Telegram supports public and private group conversations, too, and aims to introduce Zoom-style group video calling this year.

But it is not the only WhatsApp challenger out there. Signal Private Messenger also offers enhanced security and self-destruction, as well as “screen security” which prevents anyone taking screenshots of your conversation. It also claims not to link any of your data with your identity – a promise that WhatsApp, with its links to Facebook, cannot make. Signal does not work across multiple devices, though.

The disadvantage with Telegram, Signal and every other alternative app is that both you and everyone with whom you wish to communicate needs to be using it. That’s also the case with WhatsApp, but whereas you can usually take that for granted, its rivals have nothing like the same penetration.

All the same, if you’re in the habit of messaging a relatively small circle of people, a little coordination between all of you should be all that’s needed. This seems to have been borne out by the recent success of Signal, which was outside the top 1,000 apps in the UK at the beginning of last month but after the announcement by WhatsApp became the most downloaded in the country.

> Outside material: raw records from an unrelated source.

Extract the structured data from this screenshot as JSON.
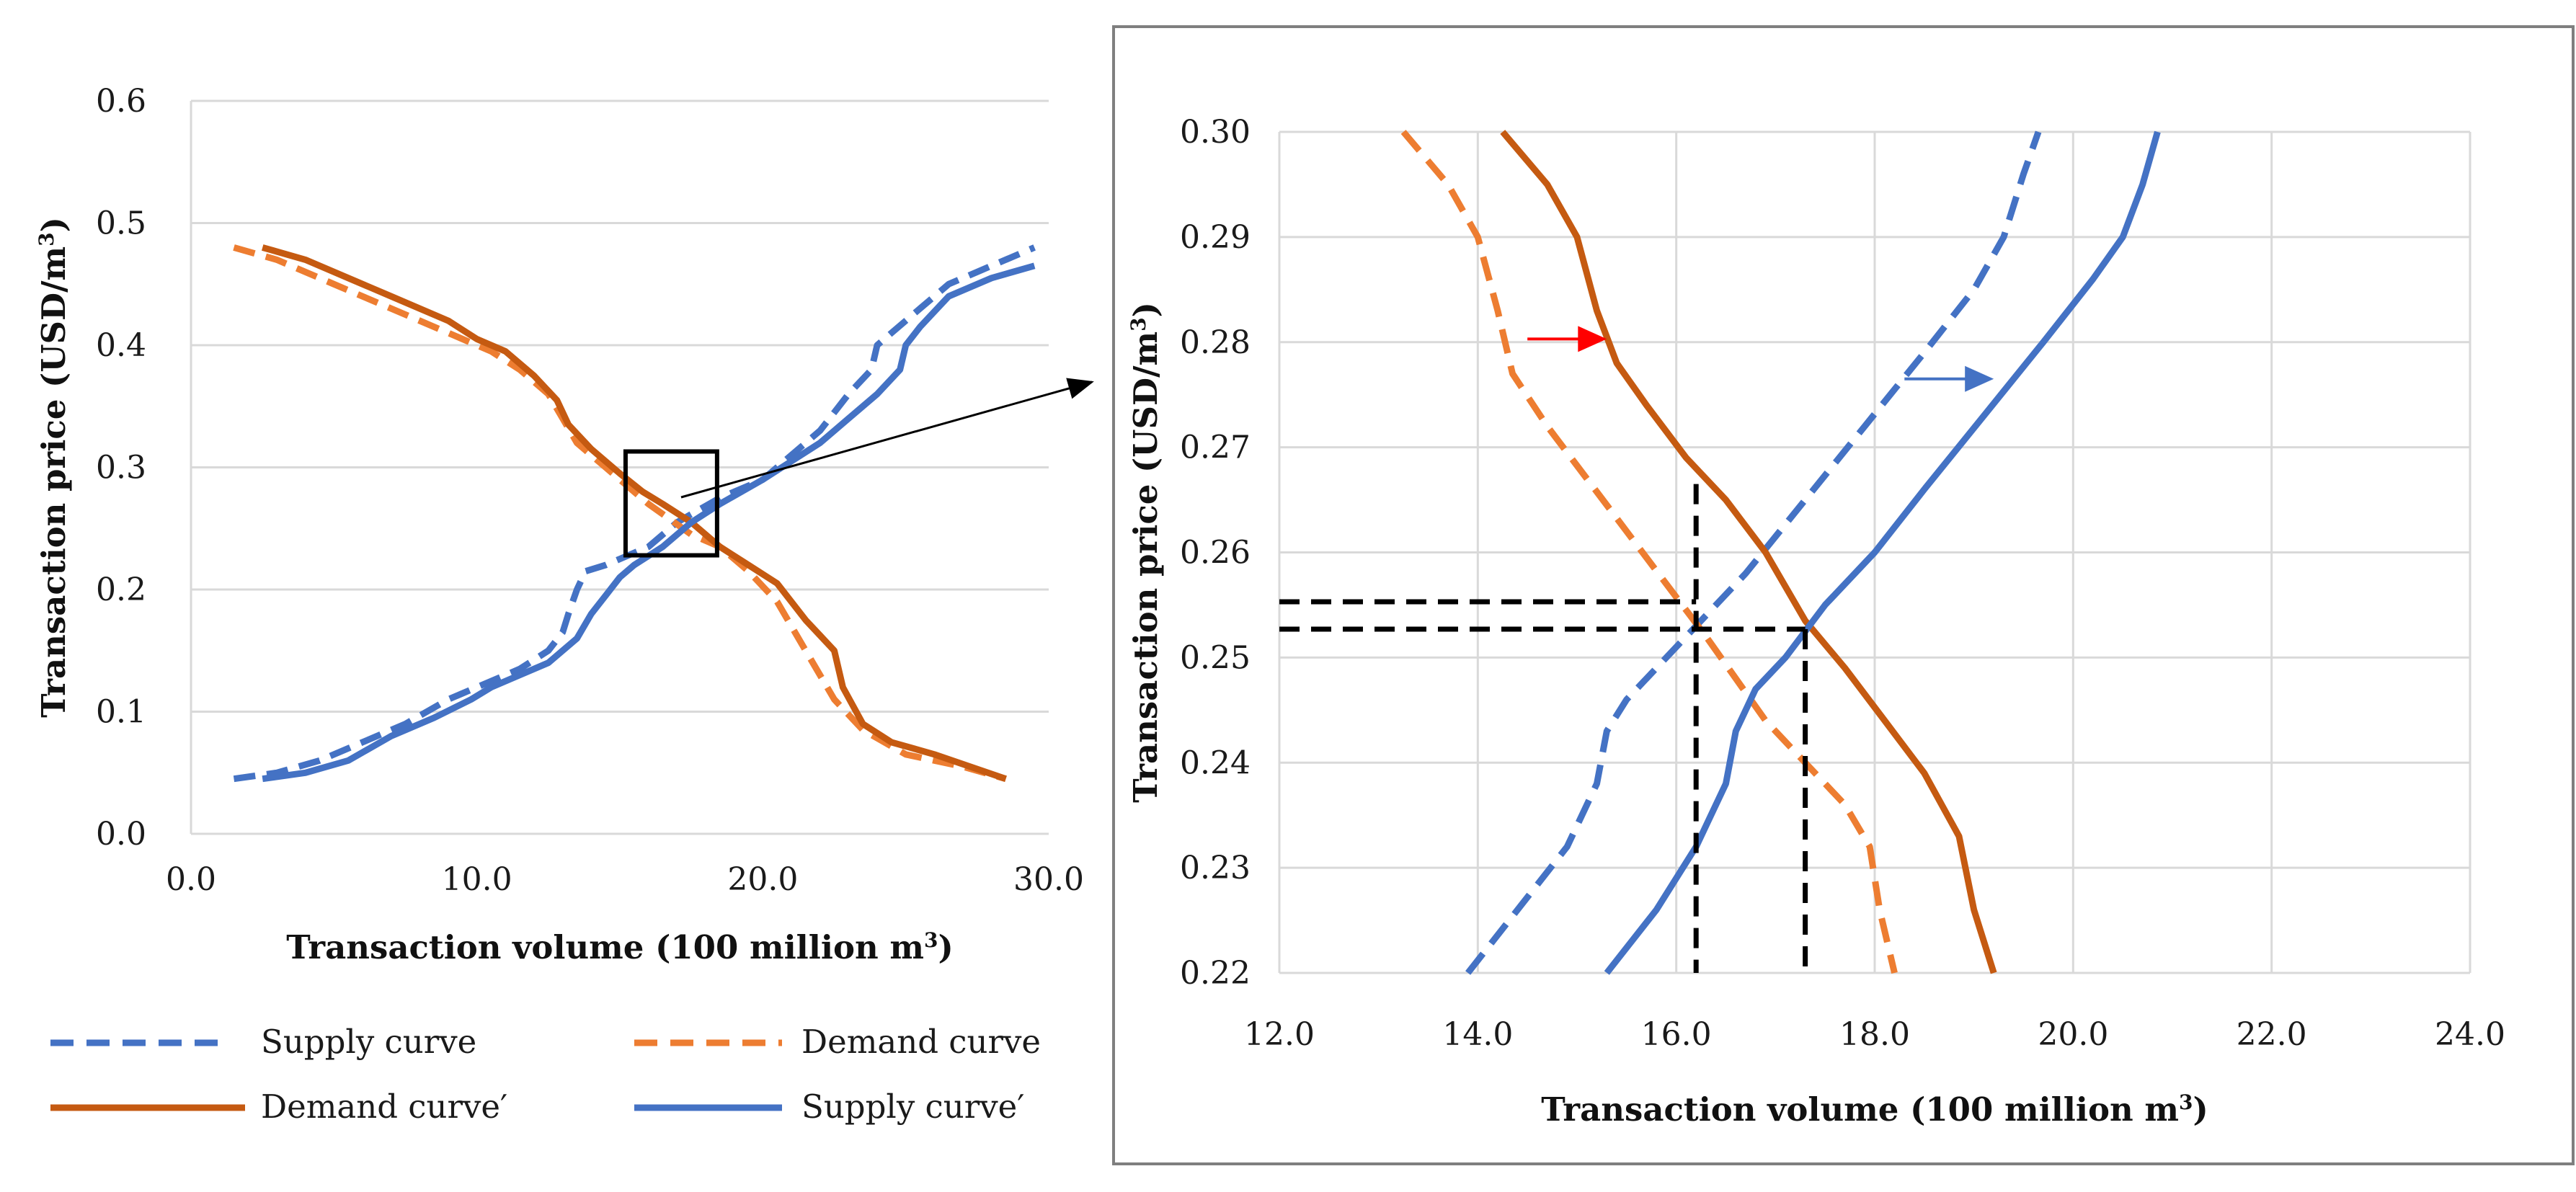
{
  "colors": {
    "supply": "#4472C4",
    "demand_dashed": "#ED7D31",
    "demand_solid": "#C55A11",
    "grid": "#D9D9D9",
    "guide": "#000000",
    "arrow_red": "#FF0000",
    "frame": "#7F7F7F"
  },
  "legend": {
    "supply": "Supply curve",
    "demand": "Demand curve",
    "demand_prime": "Demand curve′",
    "supply_prime": "Supply curve′"
  },
  "chart_data": [
    {
      "id": "left",
      "type": "line",
      "xlabel": "Transaction volume (100 million m",
      "xlabel_sup": "3",
      "xlabel_end": ")",
      "ylabel": "Transaction price (USD/m",
      "ylabel_sup": "3",
      "ylabel_end": ")",
      "xlim": [
        0,
        30
      ],
      "ylim": [
        0,
        0.6
      ],
      "x_ticks": [
        0,
        10,
        20,
        30
      ],
      "x_tick_labels": [
        "0.0",
        "10.0",
        "20.0",
        "30.0"
      ],
      "y_ticks": [
        0,
        0.1,
        0.2,
        0.3,
        0.4,
        0.5,
        0.6
      ],
      "y_tick_labels": [
        "0.0",
        "0.1",
        "0.2",
        "0.3",
        "0.4",
        "0.5",
        "0.6"
      ],
      "zoom_box": {
        "x": [
          15.2,
          18.4
        ],
        "y": [
          0.228,
          0.313
        ]
      },
      "series": [
        {
          "name": "Supply curve",
          "key": "supply",
          "style": "dashed",
          "points": [
            [
              1.5,
              0.045
            ],
            [
              3,
              0.05
            ],
            [
              4.5,
              0.06
            ],
            [
              6,
              0.075
            ],
            [
              7.5,
              0.09
            ],
            [
              9,
              0.11
            ],
            [
              10.5,
              0.125
            ],
            [
              11.5,
              0.135
            ],
            [
              12.5,
              0.15
            ],
            [
              13,
              0.165
            ],
            [
              13.2,
              0.18
            ],
            [
              13.5,
              0.2
            ],
            [
              13.8,
              0.215
            ],
            [
              14.5,
              0.22
            ],
            [
              15,
              0.225
            ],
            [
              16,
              0.235
            ],
            [
              17,
              0.255
            ],
            [
              18.5,
              0.275
            ],
            [
              20,
              0.29
            ],
            [
              21,
              0.31
            ],
            [
              22,
              0.33
            ],
            [
              23,
              0.36
            ],
            [
              23.8,
              0.38
            ],
            [
              24,
              0.4
            ],
            [
              24.5,
              0.41
            ],
            [
              25.5,
              0.43
            ],
            [
              26.5,
              0.45
            ],
            [
              28,
              0.465
            ],
            [
              29.5,
              0.48
            ]
          ]
        },
        {
          "name": "Demand curve",
          "key": "demand_dashed",
          "style": "dashed",
          "points": [
            [
              1.5,
              0.48
            ],
            [
              3,
              0.47
            ],
            [
              5,
              0.45
            ],
            [
              7,
              0.43
            ],
            [
              9,
              0.41
            ],
            [
              10.5,
              0.395
            ],
            [
              11.5,
              0.38
            ],
            [
              12.5,
              0.36
            ],
            [
              13,
              0.34
            ],
            [
              13.5,
              0.32
            ],
            [
              14.5,
              0.3
            ],
            [
              16,
              0.27
            ],
            [
              17.5,
              0.245
            ],
            [
              18.5,
              0.235
            ],
            [
              19.5,
              0.215
            ],
            [
              20.5,
              0.19
            ],
            [
              21.5,
              0.15
            ],
            [
              22.5,
              0.11
            ],
            [
              23.5,
              0.085
            ],
            [
              25,
              0.065
            ],
            [
              27,
              0.055
            ],
            [
              28.5,
              0.045
            ]
          ]
        },
        {
          "name": "Demand curve′",
          "key": "demand_solid",
          "style": "solid",
          "points": [
            [
              2.5,
              0.48
            ],
            [
              4,
              0.47
            ],
            [
              5.5,
              0.455
            ],
            [
              7,
              0.44
            ],
            [
              9,
              0.42
            ],
            [
              10,
              0.405
            ],
            [
              11,
              0.395
            ],
            [
              12,
              0.375
            ],
            [
              12.8,
              0.355
            ],
            [
              13.2,
              0.335
            ],
            [
              14,
              0.315
            ],
            [
              15,
              0.295
            ],
            [
              15.8,
              0.28
            ],
            [
              16.5,
              0.27
            ],
            [
              17.5,
              0.255
            ],
            [
              18.5,
              0.235
            ],
            [
              19.5,
              0.22
            ],
            [
              20.5,
              0.205
            ],
            [
              21.5,
              0.175
            ],
            [
              22.5,
              0.15
            ],
            [
              22.8,
              0.12
            ],
            [
              23.5,
              0.09
            ],
            [
              24.5,
              0.075
            ],
            [
              26,
              0.065
            ],
            [
              28.5,
              0.045
            ]
          ]
        },
        {
          "name": "Supply curve′",
          "key": "supply_solid",
          "style": "solid",
          "points": [
            [
              2.5,
              0.045
            ],
            [
              4,
              0.05
            ],
            [
              5.5,
              0.06
            ],
            [
              7,
              0.08
            ],
            [
              8.5,
              0.095
            ],
            [
              9.8,
              0.11
            ],
            [
              10.5,
              0.12
            ],
            [
              11.5,
              0.13
            ],
            [
              12.5,
              0.14
            ],
            [
              13.5,
              0.16
            ],
            [
              14,
              0.18
            ],
            [
              14.5,
              0.195
            ],
            [
              15,
              0.21
            ],
            [
              15.5,
              0.22
            ],
            [
              16.5,
              0.235
            ],
            [
              17.5,
              0.255
            ],
            [
              18.5,
              0.27
            ],
            [
              20,
              0.29
            ],
            [
              21,
              0.305
            ],
            [
              22,
              0.32
            ],
            [
              23,
              0.34
            ],
            [
              24,
              0.36
            ],
            [
              24.8,
              0.38
            ],
            [
              25,
              0.4
            ],
            [
              25.5,
              0.415
            ],
            [
              26.5,
              0.44
            ],
            [
              28,
              0.455
            ],
            [
              29.5,
              0.465
            ]
          ]
        }
      ]
    },
    {
      "id": "right",
      "type": "line",
      "xlabel": "Transaction volume (100 million m",
      "xlabel_sup": "3",
      "xlabel_end": ")",
      "ylabel": "Transaction price (USD/m",
      "ylabel_sup": "3",
      "ylabel_end": ")",
      "xlim": [
        12,
        24
      ],
      "ylim": [
        0.22,
        0.3
      ],
      "x_ticks": [
        12,
        14,
        16,
        18,
        20,
        22,
        24
      ],
      "x_tick_labels": [
        "12.0",
        "14.0",
        "16.0",
        "18.0",
        "20.0",
        "22.0",
        "24.0"
      ],
      "y_ticks": [
        0.22,
        0.23,
        0.24,
        0.25,
        0.26,
        0.27,
        0.28,
        0.29,
        0.3
      ],
      "y_tick_labels": [
        "0.22",
        "0.23",
        "0.24",
        "0.25",
        "0.26",
        "0.27",
        "0.28",
        "0.29",
        "0.30"
      ],
      "equilibria": [
        {
          "x": 16.2,
          "y": 0.2553,
          "x_top": 0.2665
        },
        {
          "x": 17.3,
          "y": 0.2527,
          "x_top": 0.2527
        }
      ],
      "arrows": [
        {
          "color_key": "arrow_red",
          "from": [
            14.5,
            0.2803
          ],
          "to": [
            15.3,
            0.2803
          ]
        },
        {
          "color_key": "supply",
          "from": [
            18.3,
            0.2765
          ],
          "to": [
            19.2,
            0.2765
          ]
        }
      ],
      "series": [
        {
          "name": "Supply curve",
          "key": "supply",
          "style": "dashed",
          "points": [
            [
              13.9,
              0.22
            ],
            [
              14.4,
              0.226
            ],
            [
              14.9,
              0.232
            ],
            [
              15.2,
              0.238
            ],
            [
              15.3,
              0.243
            ],
            [
              15.5,
              0.246
            ],
            [
              15.8,
              0.249
            ],
            [
              16.2,
              0.253
            ],
            [
              16.7,
              0.258
            ],
            [
              17.3,
              0.265
            ],
            [
              17.9,
              0.272
            ],
            [
              18.5,
              0.279
            ],
            [
              19.0,
              0.285
            ],
            [
              19.3,
              0.29
            ],
            [
              19.5,
              0.296
            ],
            [
              19.65,
              0.3
            ]
          ]
        },
        {
          "name": "Demand curve",
          "key": "demand_dashed",
          "style": "dashed",
          "points": [
            [
              13.25,
              0.3
            ],
            [
              13.7,
              0.295
            ],
            [
              14.0,
              0.29
            ],
            [
              14.2,
              0.283
            ],
            [
              14.35,
              0.277
            ],
            [
              14.7,
              0.272
            ],
            [
              15.1,
              0.267
            ],
            [
              15.5,
              0.262
            ],
            [
              15.9,
              0.257
            ],
            [
              16.3,
              0.252
            ],
            [
              16.6,
              0.248
            ],
            [
              16.9,
              0.244
            ],
            [
              17.3,
              0.24
            ],
            [
              17.7,
              0.236
            ],
            [
              17.95,
              0.232
            ],
            [
              18.05,
              0.226
            ],
            [
              18.2,
              0.22
            ]
          ]
        },
        {
          "name": "Demand curve′",
          "key": "demand_solid",
          "style": "solid",
          "points": [
            [
              14.25,
              0.3
            ],
            [
              14.7,
              0.295
            ],
            [
              15.0,
              0.29
            ],
            [
              15.2,
              0.283
            ],
            [
              15.4,
              0.278
            ],
            [
              15.7,
              0.274
            ],
            [
              16.1,
              0.269
            ],
            [
              16.5,
              0.265
            ],
            [
              16.9,
              0.26
            ],
            [
              17.3,
              0.2535
            ],
            [
              17.7,
              0.249
            ],
            [
              18.1,
              0.244
            ],
            [
              18.5,
              0.239
            ],
            [
              18.85,
              0.233
            ],
            [
              19.0,
              0.226
            ],
            [
              19.2,
              0.22
            ]
          ]
        },
        {
          "name": "Supply curve′",
          "key": "supply_solid",
          "style": "solid",
          "points": [
            [
              15.3,
              0.22
            ],
            [
              15.8,
              0.226
            ],
            [
              16.2,
              0.232
            ],
            [
              16.5,
              0.238
            ],
            [
              16.6,
              0.243
            ],
            [
              16.8,
              0.247
            ],
            [
              17.1,
              0.25
            ],
            [
              17.5,
              0.255
            ],
            [
              18.0,
              0.26
            ],
            [
              18.5,
              0.266
            ],
            [
              19.1,
              0.273
            ],
            [
              19.7,
              0.28
            ],
            [
              20.2,
              0.286
            ],
            [
              20.5,
              0.29
            ],
            [
              20.7,
              0.295
            ],
            [
              20.85,
              0.3
            ]
          ]
        }
      ]
    }
  ]
}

The irony is that WhatsApp is not only not the best messaging app on the market; it isn’t even necessarily the best one owned by Facebook. The company’s Messenger platform works across multiple devices and has no limit on the number of photos or videos you can send at once. On the other hand, it has nothing like the same level of message encryption.

The rumour mill that has hastened WhatsApp’s recent decline is the same one that made it popular in the first place. Oddly, it has taken far longer for it to spread the word that Telegram is the most flexible messaging platform currently available.